Step inside, won’t you? Would you like a pickle? No? Are you sure? Because I think I can give you up to six quarts before anyone would notice.
I like to wander in, every now and then, just to see what we’re stocking up on these days. It’s not a large pantry, but it has its charms. Food, wooden matches, boxes of cassette tapes.
They stock up, my parents do, partially for winter, and partially for any unforeseen circumstances.
Should The End come, there will salsa and chips at my parents’, followed by a brief memorial and a dance.
Look over there. You see that? Appears a deal’s been made in the area of canned water chestnuts.

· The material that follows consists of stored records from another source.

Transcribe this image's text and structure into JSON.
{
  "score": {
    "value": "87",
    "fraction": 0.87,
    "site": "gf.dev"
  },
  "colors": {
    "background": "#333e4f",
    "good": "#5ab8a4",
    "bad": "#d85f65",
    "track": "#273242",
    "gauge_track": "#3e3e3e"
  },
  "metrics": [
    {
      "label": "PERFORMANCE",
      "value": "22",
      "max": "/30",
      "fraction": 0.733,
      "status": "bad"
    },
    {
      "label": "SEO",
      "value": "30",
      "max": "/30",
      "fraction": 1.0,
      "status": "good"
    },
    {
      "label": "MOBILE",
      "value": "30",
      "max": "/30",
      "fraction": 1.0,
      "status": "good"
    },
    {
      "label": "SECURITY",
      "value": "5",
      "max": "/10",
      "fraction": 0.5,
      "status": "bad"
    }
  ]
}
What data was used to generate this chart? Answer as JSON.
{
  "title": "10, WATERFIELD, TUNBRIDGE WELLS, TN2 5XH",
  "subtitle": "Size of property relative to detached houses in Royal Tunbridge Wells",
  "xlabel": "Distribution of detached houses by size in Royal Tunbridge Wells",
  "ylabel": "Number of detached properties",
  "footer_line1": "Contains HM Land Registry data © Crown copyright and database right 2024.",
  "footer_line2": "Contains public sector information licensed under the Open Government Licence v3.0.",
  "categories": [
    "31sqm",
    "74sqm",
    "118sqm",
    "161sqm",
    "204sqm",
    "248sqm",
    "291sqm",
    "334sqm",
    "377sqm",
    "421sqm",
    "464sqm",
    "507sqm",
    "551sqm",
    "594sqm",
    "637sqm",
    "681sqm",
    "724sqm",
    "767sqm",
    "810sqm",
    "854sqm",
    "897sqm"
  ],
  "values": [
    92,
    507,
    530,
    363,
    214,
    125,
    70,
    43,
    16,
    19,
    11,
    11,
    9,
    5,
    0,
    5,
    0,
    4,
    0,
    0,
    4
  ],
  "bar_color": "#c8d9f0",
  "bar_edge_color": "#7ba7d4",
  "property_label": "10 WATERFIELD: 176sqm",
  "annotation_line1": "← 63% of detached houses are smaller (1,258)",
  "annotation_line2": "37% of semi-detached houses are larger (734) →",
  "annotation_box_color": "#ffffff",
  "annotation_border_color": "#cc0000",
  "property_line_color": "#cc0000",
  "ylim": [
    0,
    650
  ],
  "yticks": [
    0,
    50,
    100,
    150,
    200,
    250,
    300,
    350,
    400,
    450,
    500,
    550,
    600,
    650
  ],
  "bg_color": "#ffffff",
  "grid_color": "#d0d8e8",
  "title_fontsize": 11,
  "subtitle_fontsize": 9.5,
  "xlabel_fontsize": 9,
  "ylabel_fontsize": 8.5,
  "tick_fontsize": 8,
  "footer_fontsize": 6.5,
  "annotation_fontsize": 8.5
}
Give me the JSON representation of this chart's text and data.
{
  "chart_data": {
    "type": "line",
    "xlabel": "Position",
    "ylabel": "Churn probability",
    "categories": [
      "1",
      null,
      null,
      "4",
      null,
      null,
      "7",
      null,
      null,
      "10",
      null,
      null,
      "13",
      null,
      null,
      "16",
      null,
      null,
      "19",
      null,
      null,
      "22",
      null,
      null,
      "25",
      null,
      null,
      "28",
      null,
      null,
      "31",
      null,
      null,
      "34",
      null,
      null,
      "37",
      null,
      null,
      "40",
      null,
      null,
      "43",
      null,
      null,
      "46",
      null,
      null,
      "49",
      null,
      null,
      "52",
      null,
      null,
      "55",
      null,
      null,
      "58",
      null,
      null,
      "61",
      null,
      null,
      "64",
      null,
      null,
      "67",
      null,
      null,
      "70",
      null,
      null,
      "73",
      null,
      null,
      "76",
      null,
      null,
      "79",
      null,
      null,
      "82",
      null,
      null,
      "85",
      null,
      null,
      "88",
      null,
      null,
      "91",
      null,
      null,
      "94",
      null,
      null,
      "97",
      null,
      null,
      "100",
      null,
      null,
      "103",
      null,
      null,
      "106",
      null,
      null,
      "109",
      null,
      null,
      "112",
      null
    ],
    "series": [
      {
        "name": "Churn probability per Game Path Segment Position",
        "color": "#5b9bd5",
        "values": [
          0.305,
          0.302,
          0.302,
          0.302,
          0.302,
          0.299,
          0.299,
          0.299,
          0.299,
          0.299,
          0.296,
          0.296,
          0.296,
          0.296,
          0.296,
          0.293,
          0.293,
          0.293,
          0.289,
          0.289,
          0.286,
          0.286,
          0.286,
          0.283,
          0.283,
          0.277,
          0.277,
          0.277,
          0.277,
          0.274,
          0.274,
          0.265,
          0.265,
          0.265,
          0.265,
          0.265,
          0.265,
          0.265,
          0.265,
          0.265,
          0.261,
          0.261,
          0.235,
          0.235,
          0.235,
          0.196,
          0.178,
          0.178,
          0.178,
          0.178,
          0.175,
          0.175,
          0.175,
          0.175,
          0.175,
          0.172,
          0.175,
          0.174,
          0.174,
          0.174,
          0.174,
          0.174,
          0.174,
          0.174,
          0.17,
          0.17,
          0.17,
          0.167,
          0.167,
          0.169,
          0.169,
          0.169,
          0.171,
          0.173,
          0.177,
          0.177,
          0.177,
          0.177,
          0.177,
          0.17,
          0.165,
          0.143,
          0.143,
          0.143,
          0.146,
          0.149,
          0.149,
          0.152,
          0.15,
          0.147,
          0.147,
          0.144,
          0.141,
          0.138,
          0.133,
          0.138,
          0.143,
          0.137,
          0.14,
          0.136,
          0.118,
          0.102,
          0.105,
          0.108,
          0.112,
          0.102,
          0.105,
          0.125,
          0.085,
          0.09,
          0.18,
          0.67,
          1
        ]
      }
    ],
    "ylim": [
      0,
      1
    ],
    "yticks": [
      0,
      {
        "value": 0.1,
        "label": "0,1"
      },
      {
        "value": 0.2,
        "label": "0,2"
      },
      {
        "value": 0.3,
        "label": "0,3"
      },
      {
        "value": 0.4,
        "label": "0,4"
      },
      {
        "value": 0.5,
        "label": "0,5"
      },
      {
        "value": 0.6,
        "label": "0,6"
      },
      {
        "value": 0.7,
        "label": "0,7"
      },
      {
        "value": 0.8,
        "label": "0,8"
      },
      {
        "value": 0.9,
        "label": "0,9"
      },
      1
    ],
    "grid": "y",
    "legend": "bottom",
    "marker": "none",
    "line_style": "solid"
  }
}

“Dad,” I say, barely able to keep the smile off my face, let alone out of my words. “You plan on doing a lot of stir-frying?”
My father is not dumb, but he does enjoy a good game of Let’s See How Far We Can Take This.
“You know what the currency will be, don’t you?”
“What, when The End comes?”
My dad nods.
“Dad, have you been listening to the Mayans again?”
Dad taps the side of his nose and winks but remains silent.
“And you’re thinking that sliced water chestnuts are where the power will lie?”
“And the whole water chestnut!” he interjects. “Let’s not downplay the value of the whole and unsliced water chestnut!”
Water chestnuts aside, the pantry also seems to hold a lot of canned tomatoes, bar soap, marinated artichoke hearts (“oh, your mother loves those, you know”) and, inexplicably, wooden toothpicks.
“Wooden toothpicks,” I muse. I let the phrase hang for a bit, see if it will gain any momentum.
“What,” Dad says. “Because it’s the end of the world we’re not going to have cocktail parties? Build tiny rafts? Spear each other in mock duals?”
He has a point.
No use in letting the end of the world ruin a good time.